Immersi nelle monumentali architetture letterarie dei suoi romanzi, da Le particelle elementari a Estensione del dominio della lotta, da La possibilità di un’isola a Piattaforma o Sottomissione, Serotonina e Annientare, persino i pensieri più basicamente “insopportabili“ di Houellebecq (sospetti di misoginia, islamofobia) hanno trovato comunque una ragion d’essere in forza della sua straordinaria arte di scrittore creatore di mondi/esistenze, indagatore dell’animo umano e delle sue più ignobili miserie e delle sue più recondite grazie, narratore autoironico e spietato, lucido e visionario della società di cui ha raccontato l’ apocalittica normalità e spesso evoluzioni (poche) e involuzioni (moltissime) prima ancora che accadessero.

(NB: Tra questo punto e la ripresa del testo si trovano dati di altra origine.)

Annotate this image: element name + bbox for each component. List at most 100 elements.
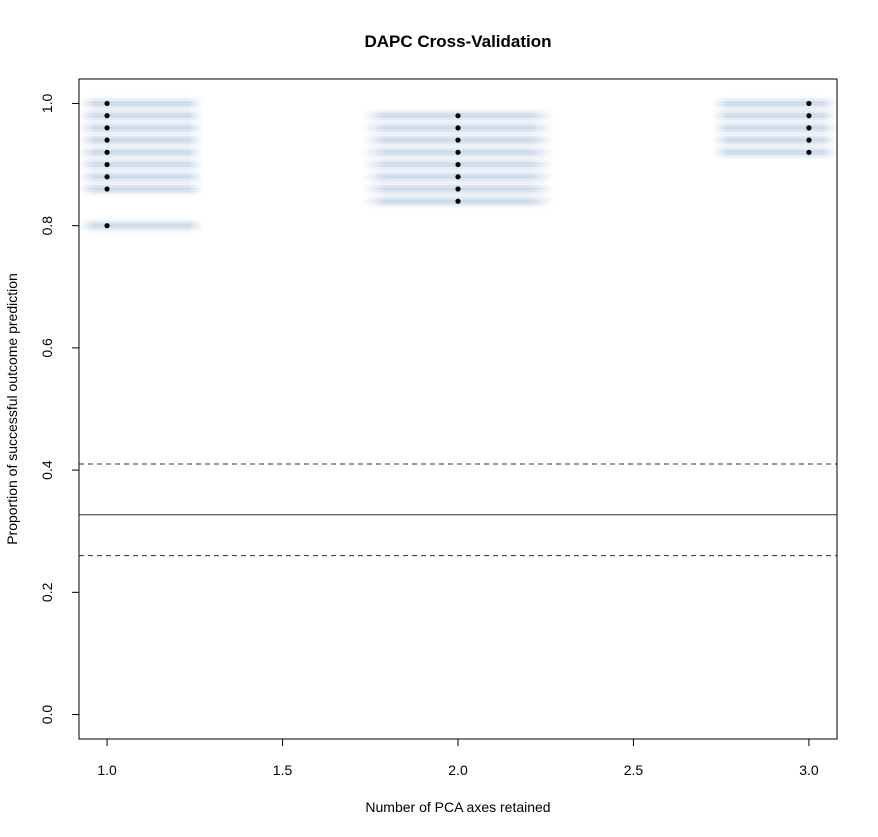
y-tick-label: 0.6 [39, 338, 55, 358]
density-band [79, 143, 204, 146]
data-point [104, 161, 110, 168]
density-band [361, 180, 555, 183]
density-band [79, 128, 204, 131]
density-band [712, 155, 837, 158]
density-band [712, 102, 837, 105]
density-band [712, 116, 837, 119]
density-band [712, 151, 837, 154]
density-band [79, 224, 204, 227]
y-tick-label: 1.0 [39, 94, 55, 114]
chart-title: DAPC Cross-Validation [364, 32, 551, 51]
density-band [79, 189, 204, 192]
data-point [455, 198, 461, 204]
density-band [361, 131, 555, 134]
data-point [455, 174, 461, 180]
density-band [712, 143, 837, 146]
density-band [79, 172, 204, 175]
density-cloud-1 [79, 97, 204, 232]
density-band [712, 137, 837, 140]
density-band [361, 185, 555, 187]
density-band [712, 154, 837, 157]
density-band [79, 162, 204, 165]
data-point [104, 149, 110, 155]
density-band [712, 111, 837, 114]
density-band [79, 229, 204, 232]
y-tick-label: 0.2 [39, 582, 55, 602]
density-band [712, 123, 837, 126]
density-band [361, 142, 555, 145]
density-band [361, 160, 555, 163]
density-band [79, 174, 204, 177]
data-point [455, 125, 461, 131]
density-band [79, 146, 204, 149]
density-band [712, 117, 837, 120]
density-band [79, 110, 204, 113]
data-point [806, 149, 812, 155]
density-band [79, 140, 204, 143]
density-band [79, 171, 204, 174]
data-point [104, 186, 110, 192]
density-band [361, 117, 555, 120]
data-point [455, 137, 461, 143]
density-band [712, 105, 837, 108]
density-band [361, 159, 555, 162]
density-band [361, 203, 555, 206]
data-point [104, 100, 110, 107]
data-point [104, 113, 110, 119]
density-band [361, 195, 555, 198]
density-band [79, 105, 204, 108]
density-band [712, 148, 837, 151]
density-band [79, 119, 204, 122]
density-band [712, 114, 837, 117]
density-band [79, 166, 204, 169]
density-cloud-3 [712, 97, 837, 158]
density-band [79, 149, 204, 152]
y-tick-label: 0.8 [39, 216, 55, 236]
density-band [712, 129, 837, 132]
density-band [79, 227, 204, 230]
density-band [712, 100, 837, 103]
data-point [104, 137, 110, 143]
density-band [79, 126, 204, 129]
density-band [361, 171, 555, 174]
density-band [712, 131, 837, 134]
density-band [712, 142, 837, 145]
density-band [79, 191, 204, 193]
density-band [712, 110, 837, 113]
x-axis-label: Number of PCA axes retained [365, 799, 550, 815]
data-point [806, 137, 812, 143]
density-band [79, 131, 204, 134]
density-band [712, 113, 837, 116]
density-band [712, 106, 837, 109]
density-band [361, 192, 555, 195]
density-band [79, 103, 204, 106]
density-band [79, 111, 204, 114]
density-band [712, 149, 837, 152]
density-band [361, 204, 555, 207]
density-band [361, 129, 555, 132]
density-band [712, 134, 837, 137]
density-band [361, 178, 555, 181]
density-band [79, 183, 204, 186]
density-band [712, 97, 837, 100]
density-band [79, 185, 204, 187]
density-band [361, 110, 555, 113]
density-band [712, 136, 837, 139]
y-axis-label: Proportion of successful outcome predict… [4, 273, 20, 545]
density-band [712, 146, 837, 149]
density-band [79, 139, 204, 142]
density-band [79, 134, 204, 137]
density-band [361, 208, 554, 210]
density-band [712, 128, 837, 131]
density-band [712, 122, 837, 125]
density-band [712, 140, 837, 143]
density-band [712, 103, 837, 106]
density-band [361, 166, 555, 169]
density-band [79, 102, 204, 105]
density-band [361, 146, 555, 149]
density-band [79, 175, 204, 178]
density-band [79, 148, 204, 151]
density-band [79, 155, 204, 158]
data-point [455, 149, 461, 155]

Stavolta, con Qualche mese della mia vita (La Nave di Teseo), H non mette in scena nessuna, o quasi, costruzione letteraria; il libro è un breve diario scritto in prima persona che narra all’inizio – per poi tornarvi nelle pagine successive – le disavventure legate al litigio con Michel Onfray e alla pubblicazione di un libro-intervista nel quale lo scrittore prendeva posizioni che egli stesso definisce "ambigue" e "persino sciocche" contro i musulmani e che lo stesso ha poi cercato di rettificare. Ma ciò su cui si concentra di più il diario è tutta la vicenda del film pornografico di cui Houellebecq si è ritrovato protagonista: protagonista a sua insaputa, e con grande vergogna, è quanto cerca di dimostrare. La storia del film porno “estorto“ allo scrittore è raccontata da H come un incubo in cui si è ritrovato a tradimento, la vita sua (e della moglie) distrutta. "Una vergogna", scrive citando Kafka "che sopravvive" a chi la prova. Ma la cui sopravvivenza – per paradosso – è altresì alimentata pagina dopo pagina, riga dopo riga, in ogni possibile dettaglio, nel diario appena pubblicato. Che sia proprio questa l’ardita e provocatoria “trovata“ letteraria del nuovo Houllebecq?

No. Anzi: i dubbi crescono paragrafo dopo paragrafo, quando alle precise compiaciute descrizioni delle preferenze sessuali del nostro si succedono le riflessioni sulla sua gioiosa sessualità violata – H si paragona alle donne stuprate – dal regista olandese che prima l’ha ripreso mentre faceva sesso a Parigi con una ragazza, poi ha diffuso quelle immagini avvalendosi di una clausola “retroattiva“ di un contratto che ha fatto firmare ad H in Olanda. Ad Amsterdam, perché il regista che ha rovinato lo scrittore 67enne – e che sarebbe passato inosservato ai più se H non gli avesse dedicato questo libro – è appunto dei Paesi Bassi, tale Stefan Ruitenbeek, capo del collettivo di (porno?)artisti Kirac, già autore di un’operazione simile ai danni di un intellettuale di estrema destra olandese, Sid Lukkassen.

Nel libro il cognome Ruitenbeek è citato solo una volta: poi lui e le sue donne sono chiamati sempre lo Scarafaggio, la Troia, l’Oca, la Vipera. "La sessualità era stata la gioia più grande della mia vita", scrive H, "era atroce per me pensare che l’unica traccia" che ne sarebbe rimasta "sarebbe stata un coito mediocre con una troia inerte, filmato da uno scarafaggio degenere, il tutto sicuramente di una bruttezza assoluta. Mi meritavo di meglio; chiunque si merita di meglio".

Già. Anche il lettore più affezionato a Hoellebecq si merita di meglio, meglio pure delle pagine sull’amicizia con Depardieu che chiudono il diario. Vien da chiedersi perché invece che tra le braccia di Gérard, H non sia tornato a cercare conforto tra quelle del suo amato Schopenhauer: erano altri anni, altri libretti. Quando H scriveva: "nessun poeta degno di tale nome ha mai avuto la stupidità di credere che l’intensità dei propri desideri possa essere in relazione con quella della propria opera: equivarrebbe a confondere l’essenziale e l’accessorio".